One side benefit of this is that this could be an opportunity to get Christian approved for Soliris treatments now, rather than being forced to wait until the time of transplant.

Definitely a silver lining, if there ever was one.

We will update with more info as it comes in over the coming weeks.

Take care.

Kiki's Dad

Friday, August 5, 2011

Bad news: Christian has had a mild retinal stroke

Well this is news that has come from left field. As you know, with these kids, things can be going well for quite some time and then seemingly out of nowhere they present with some new issue.

Christian got sick yesterday and then lost vision in his left eye. At first we thought it might be blood pressure related. We got him to a specialist who examined him and determined that he has had a mild stroke in his left eye. He does not think it is blood pressure related as he reviewed Christian's home logs from his daily dialysis and his pressures have been ok.

We are bringing him to TCH to get an MRI done. At this point most of his vision has returned, but he cannot see peripherally - he has essentially a tunnel vision in that eye.

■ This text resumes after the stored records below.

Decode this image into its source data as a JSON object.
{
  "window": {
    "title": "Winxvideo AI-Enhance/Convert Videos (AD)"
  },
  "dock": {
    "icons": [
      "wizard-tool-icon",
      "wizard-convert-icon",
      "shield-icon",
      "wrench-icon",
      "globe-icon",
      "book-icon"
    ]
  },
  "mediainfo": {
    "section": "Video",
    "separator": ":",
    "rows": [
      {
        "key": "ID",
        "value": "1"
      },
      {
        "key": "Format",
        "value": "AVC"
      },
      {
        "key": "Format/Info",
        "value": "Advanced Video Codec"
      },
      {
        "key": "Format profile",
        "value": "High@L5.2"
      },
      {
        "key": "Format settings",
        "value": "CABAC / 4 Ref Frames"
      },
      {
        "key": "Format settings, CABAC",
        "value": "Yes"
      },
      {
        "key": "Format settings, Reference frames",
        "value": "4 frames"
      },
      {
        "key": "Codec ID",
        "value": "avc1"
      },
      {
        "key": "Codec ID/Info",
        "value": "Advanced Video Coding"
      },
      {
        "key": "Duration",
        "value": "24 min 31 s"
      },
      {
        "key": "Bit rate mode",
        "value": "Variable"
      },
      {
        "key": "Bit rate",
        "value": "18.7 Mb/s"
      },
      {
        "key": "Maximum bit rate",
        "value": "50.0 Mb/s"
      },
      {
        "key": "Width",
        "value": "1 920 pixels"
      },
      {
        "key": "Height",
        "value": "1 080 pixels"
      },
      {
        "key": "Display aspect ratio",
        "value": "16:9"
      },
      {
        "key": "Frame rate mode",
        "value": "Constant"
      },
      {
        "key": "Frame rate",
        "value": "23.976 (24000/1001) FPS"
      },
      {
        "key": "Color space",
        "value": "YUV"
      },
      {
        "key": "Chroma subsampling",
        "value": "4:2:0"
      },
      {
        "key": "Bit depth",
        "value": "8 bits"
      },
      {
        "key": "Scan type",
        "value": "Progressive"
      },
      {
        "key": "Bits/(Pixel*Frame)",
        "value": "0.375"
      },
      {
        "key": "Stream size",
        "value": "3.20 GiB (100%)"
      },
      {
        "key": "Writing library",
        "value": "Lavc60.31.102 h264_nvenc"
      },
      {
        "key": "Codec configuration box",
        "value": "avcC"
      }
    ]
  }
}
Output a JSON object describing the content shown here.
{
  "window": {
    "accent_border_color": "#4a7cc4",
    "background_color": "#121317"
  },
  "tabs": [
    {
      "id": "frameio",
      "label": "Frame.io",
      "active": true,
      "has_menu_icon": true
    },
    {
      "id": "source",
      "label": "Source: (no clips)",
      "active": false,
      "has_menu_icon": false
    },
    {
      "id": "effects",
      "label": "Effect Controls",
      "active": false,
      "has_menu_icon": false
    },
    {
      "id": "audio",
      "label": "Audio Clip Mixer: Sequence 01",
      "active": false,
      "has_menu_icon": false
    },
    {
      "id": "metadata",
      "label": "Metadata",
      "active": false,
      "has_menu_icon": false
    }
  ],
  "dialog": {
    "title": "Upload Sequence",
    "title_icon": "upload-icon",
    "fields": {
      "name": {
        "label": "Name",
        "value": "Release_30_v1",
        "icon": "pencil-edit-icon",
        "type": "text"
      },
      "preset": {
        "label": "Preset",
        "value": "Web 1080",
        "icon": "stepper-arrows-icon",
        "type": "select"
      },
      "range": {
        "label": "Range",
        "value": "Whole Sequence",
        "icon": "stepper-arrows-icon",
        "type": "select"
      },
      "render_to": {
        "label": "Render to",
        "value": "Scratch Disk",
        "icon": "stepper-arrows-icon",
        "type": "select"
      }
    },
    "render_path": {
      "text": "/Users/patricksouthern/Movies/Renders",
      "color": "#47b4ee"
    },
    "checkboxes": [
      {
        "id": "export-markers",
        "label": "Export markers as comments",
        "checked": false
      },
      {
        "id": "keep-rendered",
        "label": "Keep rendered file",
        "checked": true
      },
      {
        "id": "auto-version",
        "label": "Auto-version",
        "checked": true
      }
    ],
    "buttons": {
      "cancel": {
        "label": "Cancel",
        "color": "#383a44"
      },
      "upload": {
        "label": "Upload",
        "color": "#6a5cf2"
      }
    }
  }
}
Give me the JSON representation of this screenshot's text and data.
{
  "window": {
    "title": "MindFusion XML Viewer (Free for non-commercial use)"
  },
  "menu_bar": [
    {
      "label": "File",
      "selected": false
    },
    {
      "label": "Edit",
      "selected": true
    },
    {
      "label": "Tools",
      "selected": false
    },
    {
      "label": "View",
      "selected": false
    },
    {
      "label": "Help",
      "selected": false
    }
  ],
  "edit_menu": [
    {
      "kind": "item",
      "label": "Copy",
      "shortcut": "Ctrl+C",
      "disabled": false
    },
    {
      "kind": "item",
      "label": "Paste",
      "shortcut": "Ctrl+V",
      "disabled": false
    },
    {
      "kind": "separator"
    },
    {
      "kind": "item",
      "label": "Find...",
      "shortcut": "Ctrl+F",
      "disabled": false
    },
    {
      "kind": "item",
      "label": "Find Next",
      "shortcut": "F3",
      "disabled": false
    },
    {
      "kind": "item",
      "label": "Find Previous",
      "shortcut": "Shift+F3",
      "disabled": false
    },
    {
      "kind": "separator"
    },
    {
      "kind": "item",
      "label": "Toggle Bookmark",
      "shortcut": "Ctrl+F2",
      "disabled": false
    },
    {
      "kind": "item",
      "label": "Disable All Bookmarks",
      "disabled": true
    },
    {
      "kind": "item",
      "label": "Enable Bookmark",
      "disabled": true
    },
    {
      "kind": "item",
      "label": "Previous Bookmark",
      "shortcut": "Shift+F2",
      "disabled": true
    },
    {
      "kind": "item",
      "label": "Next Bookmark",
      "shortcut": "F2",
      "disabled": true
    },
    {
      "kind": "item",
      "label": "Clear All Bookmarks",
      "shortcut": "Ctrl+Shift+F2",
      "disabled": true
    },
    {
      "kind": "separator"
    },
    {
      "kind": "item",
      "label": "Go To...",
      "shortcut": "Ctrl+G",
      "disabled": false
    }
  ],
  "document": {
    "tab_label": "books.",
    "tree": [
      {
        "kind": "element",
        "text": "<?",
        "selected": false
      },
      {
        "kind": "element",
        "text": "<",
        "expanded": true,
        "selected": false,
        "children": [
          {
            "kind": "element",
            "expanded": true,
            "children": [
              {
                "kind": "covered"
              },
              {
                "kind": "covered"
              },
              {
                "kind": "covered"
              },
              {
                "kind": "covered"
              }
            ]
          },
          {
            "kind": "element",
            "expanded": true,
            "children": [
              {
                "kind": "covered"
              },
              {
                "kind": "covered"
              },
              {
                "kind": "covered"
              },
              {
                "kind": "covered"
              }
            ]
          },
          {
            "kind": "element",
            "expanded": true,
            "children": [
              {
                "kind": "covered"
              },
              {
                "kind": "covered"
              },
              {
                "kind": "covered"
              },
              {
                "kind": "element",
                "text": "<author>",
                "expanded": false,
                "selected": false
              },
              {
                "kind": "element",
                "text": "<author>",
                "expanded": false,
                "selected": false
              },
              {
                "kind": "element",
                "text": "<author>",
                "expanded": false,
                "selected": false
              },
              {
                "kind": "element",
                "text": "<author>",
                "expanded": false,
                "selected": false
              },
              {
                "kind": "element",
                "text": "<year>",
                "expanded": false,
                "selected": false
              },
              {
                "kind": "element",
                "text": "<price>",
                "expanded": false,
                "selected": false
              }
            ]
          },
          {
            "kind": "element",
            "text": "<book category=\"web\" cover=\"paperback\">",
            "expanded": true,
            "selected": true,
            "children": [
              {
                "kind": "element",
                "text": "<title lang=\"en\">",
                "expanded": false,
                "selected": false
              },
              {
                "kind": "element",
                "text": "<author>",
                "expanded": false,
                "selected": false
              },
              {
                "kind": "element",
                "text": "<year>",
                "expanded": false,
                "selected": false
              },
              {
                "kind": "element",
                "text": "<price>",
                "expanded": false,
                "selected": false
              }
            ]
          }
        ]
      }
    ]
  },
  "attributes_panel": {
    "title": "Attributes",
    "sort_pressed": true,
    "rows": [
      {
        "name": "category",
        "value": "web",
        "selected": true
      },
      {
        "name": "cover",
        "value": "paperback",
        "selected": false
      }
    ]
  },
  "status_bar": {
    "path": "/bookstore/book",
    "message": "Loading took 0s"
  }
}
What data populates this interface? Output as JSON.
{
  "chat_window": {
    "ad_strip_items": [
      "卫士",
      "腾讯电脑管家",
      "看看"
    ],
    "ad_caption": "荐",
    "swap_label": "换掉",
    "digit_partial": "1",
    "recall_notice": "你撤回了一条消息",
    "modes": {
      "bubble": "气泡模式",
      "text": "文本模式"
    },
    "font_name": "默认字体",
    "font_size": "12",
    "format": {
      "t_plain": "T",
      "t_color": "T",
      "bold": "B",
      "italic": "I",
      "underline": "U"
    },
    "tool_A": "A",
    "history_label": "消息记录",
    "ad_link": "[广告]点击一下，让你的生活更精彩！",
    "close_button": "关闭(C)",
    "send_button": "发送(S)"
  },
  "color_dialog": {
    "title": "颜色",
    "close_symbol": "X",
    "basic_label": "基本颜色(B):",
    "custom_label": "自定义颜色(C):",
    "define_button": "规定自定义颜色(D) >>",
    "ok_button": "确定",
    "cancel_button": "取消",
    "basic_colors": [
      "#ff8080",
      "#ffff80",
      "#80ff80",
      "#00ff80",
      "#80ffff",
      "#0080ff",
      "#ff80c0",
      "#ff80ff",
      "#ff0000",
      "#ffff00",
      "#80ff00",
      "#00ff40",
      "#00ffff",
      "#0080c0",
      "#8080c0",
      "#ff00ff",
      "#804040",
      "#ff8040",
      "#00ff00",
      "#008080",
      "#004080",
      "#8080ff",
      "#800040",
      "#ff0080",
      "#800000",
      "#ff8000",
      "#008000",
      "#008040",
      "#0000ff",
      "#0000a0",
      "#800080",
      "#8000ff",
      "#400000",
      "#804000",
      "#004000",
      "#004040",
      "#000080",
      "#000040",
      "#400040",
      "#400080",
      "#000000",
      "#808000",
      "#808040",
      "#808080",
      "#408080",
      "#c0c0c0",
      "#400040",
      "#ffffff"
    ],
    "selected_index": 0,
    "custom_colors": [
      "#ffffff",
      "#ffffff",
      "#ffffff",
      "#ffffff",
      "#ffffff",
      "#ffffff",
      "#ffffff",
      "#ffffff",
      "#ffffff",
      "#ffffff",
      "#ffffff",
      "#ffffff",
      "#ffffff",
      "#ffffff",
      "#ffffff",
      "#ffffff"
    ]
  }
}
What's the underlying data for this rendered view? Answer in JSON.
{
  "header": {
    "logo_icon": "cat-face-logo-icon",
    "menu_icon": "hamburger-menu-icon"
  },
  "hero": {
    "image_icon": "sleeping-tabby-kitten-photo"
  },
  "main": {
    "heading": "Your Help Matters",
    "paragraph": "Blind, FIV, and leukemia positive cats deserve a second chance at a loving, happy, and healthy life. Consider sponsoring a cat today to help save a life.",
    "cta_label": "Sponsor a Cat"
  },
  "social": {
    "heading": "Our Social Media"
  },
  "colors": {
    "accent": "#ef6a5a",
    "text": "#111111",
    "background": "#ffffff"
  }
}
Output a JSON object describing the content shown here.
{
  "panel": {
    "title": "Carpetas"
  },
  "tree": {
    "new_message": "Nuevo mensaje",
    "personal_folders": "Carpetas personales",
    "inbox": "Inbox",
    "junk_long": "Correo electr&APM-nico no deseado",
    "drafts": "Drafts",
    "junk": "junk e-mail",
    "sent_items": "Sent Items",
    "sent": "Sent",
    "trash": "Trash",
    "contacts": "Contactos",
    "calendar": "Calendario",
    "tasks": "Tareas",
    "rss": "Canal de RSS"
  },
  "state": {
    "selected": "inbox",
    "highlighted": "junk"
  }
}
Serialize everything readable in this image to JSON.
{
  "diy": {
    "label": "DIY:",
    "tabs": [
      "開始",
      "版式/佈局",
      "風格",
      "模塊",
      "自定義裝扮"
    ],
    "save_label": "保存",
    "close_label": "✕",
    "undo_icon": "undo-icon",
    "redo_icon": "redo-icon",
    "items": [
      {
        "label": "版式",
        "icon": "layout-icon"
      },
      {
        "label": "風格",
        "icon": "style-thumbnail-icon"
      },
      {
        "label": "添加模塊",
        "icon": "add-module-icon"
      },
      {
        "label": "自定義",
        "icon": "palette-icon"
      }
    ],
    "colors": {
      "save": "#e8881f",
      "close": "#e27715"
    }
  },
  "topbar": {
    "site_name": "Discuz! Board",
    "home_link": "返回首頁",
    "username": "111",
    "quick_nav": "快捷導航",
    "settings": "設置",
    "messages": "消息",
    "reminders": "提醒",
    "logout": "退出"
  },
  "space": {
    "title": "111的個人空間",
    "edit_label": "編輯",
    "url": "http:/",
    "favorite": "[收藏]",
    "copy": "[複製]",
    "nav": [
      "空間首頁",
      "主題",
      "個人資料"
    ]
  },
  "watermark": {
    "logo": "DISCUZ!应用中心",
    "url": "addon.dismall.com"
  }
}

Will update you all with more info as we get it. Keep us in your prayers. Thanks.

Kiki's Dad


Wednesday, January 26, 2011

Updates for 2011

Well it is hard to believe that more than 2 years have passed since we have posted regular updates. Looking back on the posts from 2008, there were so many changes going on with Christian's care. We were really experiencing daily trials while learning how to handle life with this new method of dialysis + the job loss post-Katrina and the endeavor of self employment.

A lot of water has passed under the bridge in 2009 and 2010 and I can tell you that it has been a tremendous experience of lows and highs. I'll go into more detail with posts to follow.

For Christian's care, there has been some miraculous advancements in the field of study for his disease. The short story is that the wonderful genetics team at the Univ of Iowa have run the protein chain and figured out 3 or 4 'triggers' that cause Atypical HUS. We know now why Christian's body does what it does. Wow.

And almost on divine queue, a new drug emerges, Soliris, that turns out to be a silver bullet for stopping the progression of Atypical HUS in it's tracks! Mega wow.

Soliris has been in clinical trial for about 18 months now and has what I believe is a 100% success rate in halting the bad part of the Atypical HUS progression. It does not stop Christian's body from initiating the progression of trying to fight infection, which is great, but it takes over the role of protecting his body, which happens normally in people without the deficiency of HUS.

In layman's terms I present it this way: It does not stop the team from taking the ball down the court on you (the body's immune system response), but it is like putting Shaq right in front of the goal and he swats away every single attempt of the opponent to slam dunk the ball (killer cells) into the basket (your healthy cells).

Of course, Soliris is the most expensive drug the world has ever seen (more than $400k per year at full dosing, google search Soliris and Forbes magazine for a neat article Forbes Article - World's Most Expensive Drugs) but we'll cross that path when we get there.

So, for 2011 we are working towards transplant + Soliris. And getting our son set up for a long, long run at life. THAT is answered prayer.